Inediti

Da differenti altezze


Caras Ionut, The weight of brain, 2016

Il testo partecipava ad un concorso spot del 2005 per dipendenti Telecom dal tema “Comunicare è vivere”, per racconti brevissimi (massimo 2000 caratteri).
Ero partito bene, con l’intento di santificare la smania di comunicazione. Ma poi non ho resistito alla tentazione di vedere il rovescio della medaglia.
Ovviamente il racconto è stato scartato.


A guardare giù dall’esterno d’una finestra al quinto piano si percepiva un altro afflato dalla vita. Un grigio uniforme ammantava uomini e cose, e la deriva dalla vita incedeva sfociando in uno stranito ineludibile non sense.
Ivo era pronto al salto.
Nessuna remora, tranne il pensiero della scena truce che avrebbe offerto al suolo. Cadere composto sarebbe stato un privilegio.
Ispirò a fondo e chiuse gli occhi, deciso a non riaprirli più.
Giusto pochi secondi.
E invece di lì a poco, di riflesso, le palpebre si levarono ancora.
Un bip dal mondo parallelo, la vita che scorre indifferente: un sms dal cellulare scordato alla cintola. Si concesse un ultimo accesso di curiosità.
Lesse.
“La faccio finita. Un abbraccio. Luca”

Cosa?!
Ivo fissò il display, e il vuoto sotto di lui gli parve di colpo indesiderabile.
Perché Luca? Perché lui?
Il plumbeo sopore di poc’anzi disparve, una scossa lo catapultò in camera, cellulare alla mano. Le dita scivolarono sulla tastiera. Un trillo, due, tre.
Luca era l’unico suo amico.
Quattro, cinque, sei.
Il bombito di sangue alle tempie montava.
Sette, otto squilli… poi una pausa.
E la voce opaca dell’amico all’altro capo.
“Luca!”
L’urlo sgraziato di Ivo era un disperato bocca a bocca modulato dagli hertz. Poi corse da lui.

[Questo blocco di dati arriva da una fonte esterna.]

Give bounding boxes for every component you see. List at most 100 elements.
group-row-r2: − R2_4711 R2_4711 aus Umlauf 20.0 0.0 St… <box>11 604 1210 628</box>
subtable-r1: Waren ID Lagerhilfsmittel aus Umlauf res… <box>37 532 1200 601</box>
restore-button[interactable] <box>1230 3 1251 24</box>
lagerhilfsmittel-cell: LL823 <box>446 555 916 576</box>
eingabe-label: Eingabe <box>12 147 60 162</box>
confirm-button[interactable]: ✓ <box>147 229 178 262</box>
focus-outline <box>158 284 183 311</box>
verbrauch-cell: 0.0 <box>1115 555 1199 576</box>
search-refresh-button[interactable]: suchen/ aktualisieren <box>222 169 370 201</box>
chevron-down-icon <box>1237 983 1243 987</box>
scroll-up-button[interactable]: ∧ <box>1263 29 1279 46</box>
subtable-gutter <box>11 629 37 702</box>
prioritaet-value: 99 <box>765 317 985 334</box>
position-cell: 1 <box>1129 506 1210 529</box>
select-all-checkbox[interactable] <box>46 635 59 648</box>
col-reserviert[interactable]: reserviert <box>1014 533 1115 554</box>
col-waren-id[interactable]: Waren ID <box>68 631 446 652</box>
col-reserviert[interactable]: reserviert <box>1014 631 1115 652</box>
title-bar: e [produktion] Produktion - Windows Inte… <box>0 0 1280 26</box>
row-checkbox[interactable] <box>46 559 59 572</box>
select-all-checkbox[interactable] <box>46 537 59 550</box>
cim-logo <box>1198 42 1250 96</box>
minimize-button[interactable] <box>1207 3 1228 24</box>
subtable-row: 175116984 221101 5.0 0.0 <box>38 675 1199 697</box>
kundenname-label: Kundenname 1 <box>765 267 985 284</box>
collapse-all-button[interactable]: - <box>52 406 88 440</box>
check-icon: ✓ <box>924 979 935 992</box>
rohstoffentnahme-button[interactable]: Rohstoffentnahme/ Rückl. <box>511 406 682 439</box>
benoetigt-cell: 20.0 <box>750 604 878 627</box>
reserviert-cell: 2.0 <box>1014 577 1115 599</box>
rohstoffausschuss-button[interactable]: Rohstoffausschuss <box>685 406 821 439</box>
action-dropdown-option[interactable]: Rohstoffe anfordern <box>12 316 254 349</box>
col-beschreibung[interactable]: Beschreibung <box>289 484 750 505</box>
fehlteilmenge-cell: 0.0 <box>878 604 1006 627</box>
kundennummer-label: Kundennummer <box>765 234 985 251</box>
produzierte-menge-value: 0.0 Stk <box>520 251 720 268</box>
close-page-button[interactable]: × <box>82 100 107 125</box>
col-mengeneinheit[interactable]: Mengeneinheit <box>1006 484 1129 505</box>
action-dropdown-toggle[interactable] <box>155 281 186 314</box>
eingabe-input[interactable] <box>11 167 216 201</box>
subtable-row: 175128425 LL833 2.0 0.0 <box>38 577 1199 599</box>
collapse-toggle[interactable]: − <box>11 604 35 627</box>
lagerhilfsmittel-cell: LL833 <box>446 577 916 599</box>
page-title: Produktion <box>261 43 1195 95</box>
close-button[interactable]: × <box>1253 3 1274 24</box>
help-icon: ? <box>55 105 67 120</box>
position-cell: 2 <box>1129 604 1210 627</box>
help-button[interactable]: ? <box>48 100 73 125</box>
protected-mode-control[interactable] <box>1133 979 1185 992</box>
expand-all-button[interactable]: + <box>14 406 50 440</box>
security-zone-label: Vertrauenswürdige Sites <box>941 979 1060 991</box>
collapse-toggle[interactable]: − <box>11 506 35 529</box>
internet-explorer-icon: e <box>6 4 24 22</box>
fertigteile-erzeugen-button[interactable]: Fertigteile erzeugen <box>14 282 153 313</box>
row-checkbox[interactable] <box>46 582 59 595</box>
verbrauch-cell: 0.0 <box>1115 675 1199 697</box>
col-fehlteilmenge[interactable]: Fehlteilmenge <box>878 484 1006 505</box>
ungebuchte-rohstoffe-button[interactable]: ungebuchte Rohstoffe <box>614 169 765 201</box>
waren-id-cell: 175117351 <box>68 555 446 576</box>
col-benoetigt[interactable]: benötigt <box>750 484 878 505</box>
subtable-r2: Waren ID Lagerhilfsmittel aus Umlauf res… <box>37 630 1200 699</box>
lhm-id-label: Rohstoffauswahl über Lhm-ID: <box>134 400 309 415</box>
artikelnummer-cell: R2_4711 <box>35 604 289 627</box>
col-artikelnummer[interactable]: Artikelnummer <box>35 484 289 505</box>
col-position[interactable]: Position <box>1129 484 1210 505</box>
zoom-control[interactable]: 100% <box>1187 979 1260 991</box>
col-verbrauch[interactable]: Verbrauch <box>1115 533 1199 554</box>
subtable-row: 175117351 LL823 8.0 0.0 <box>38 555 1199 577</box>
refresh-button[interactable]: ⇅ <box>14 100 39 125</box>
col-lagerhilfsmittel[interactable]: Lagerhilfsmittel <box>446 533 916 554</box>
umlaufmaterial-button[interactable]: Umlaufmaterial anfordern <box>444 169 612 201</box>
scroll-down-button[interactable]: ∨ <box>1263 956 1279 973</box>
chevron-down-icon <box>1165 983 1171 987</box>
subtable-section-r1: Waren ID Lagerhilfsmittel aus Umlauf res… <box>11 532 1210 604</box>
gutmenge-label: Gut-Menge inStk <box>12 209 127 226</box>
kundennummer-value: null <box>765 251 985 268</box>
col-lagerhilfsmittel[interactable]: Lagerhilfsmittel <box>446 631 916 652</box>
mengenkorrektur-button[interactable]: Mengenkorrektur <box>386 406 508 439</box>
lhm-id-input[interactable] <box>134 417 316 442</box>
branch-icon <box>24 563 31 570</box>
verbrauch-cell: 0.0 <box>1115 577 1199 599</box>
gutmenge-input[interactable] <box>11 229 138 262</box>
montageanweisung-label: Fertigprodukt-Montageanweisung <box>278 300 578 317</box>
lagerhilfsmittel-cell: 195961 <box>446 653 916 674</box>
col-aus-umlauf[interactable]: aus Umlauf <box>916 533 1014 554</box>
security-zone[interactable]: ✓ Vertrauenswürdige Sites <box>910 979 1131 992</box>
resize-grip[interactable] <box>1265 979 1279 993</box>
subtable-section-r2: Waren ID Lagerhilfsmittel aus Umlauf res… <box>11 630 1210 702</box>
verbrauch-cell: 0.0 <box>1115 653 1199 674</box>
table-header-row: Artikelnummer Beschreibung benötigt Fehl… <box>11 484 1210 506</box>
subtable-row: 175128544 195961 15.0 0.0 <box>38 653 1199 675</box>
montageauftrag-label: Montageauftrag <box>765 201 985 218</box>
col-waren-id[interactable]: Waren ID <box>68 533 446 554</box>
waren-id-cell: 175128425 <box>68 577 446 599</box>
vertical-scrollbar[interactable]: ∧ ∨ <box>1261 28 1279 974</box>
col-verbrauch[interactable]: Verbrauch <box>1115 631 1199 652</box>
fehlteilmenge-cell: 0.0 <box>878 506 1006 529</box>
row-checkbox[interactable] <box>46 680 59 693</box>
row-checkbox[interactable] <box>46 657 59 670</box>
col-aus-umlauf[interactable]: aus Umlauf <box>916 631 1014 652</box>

Si scongiurò l’irreparabile e si risalì dall’abisso.
Col tempo l’amicizia s’accrebbe e la vita tornò a crepitare.
Il suggello a quella palingenesi fu un viaggio verso lidi esotici.
Rigenerati come chi emerge da un coma mirarono il mondo da ben altre altezze che il davanzale di una finestra: gli oblò di un aereo. E, smaniosi di comunicare, inviarono decine di sms salvifici ad amici e amori depressi.

La scatola nera ritrovata dopo il crash appurò che s’era trattato appunto di interferenze agli apparati di bordo causate da cellulari.
Tutti morti, compresi i due amici.

L’epilogo della storia sembra fuori dal tema del concorso, essendo parimenti idoneo per un bando di anacoreti dal titolo “comunicare è morire”.
Tuttavia, si sa, la morte è null’altro che un punto di discontinuità del vivere.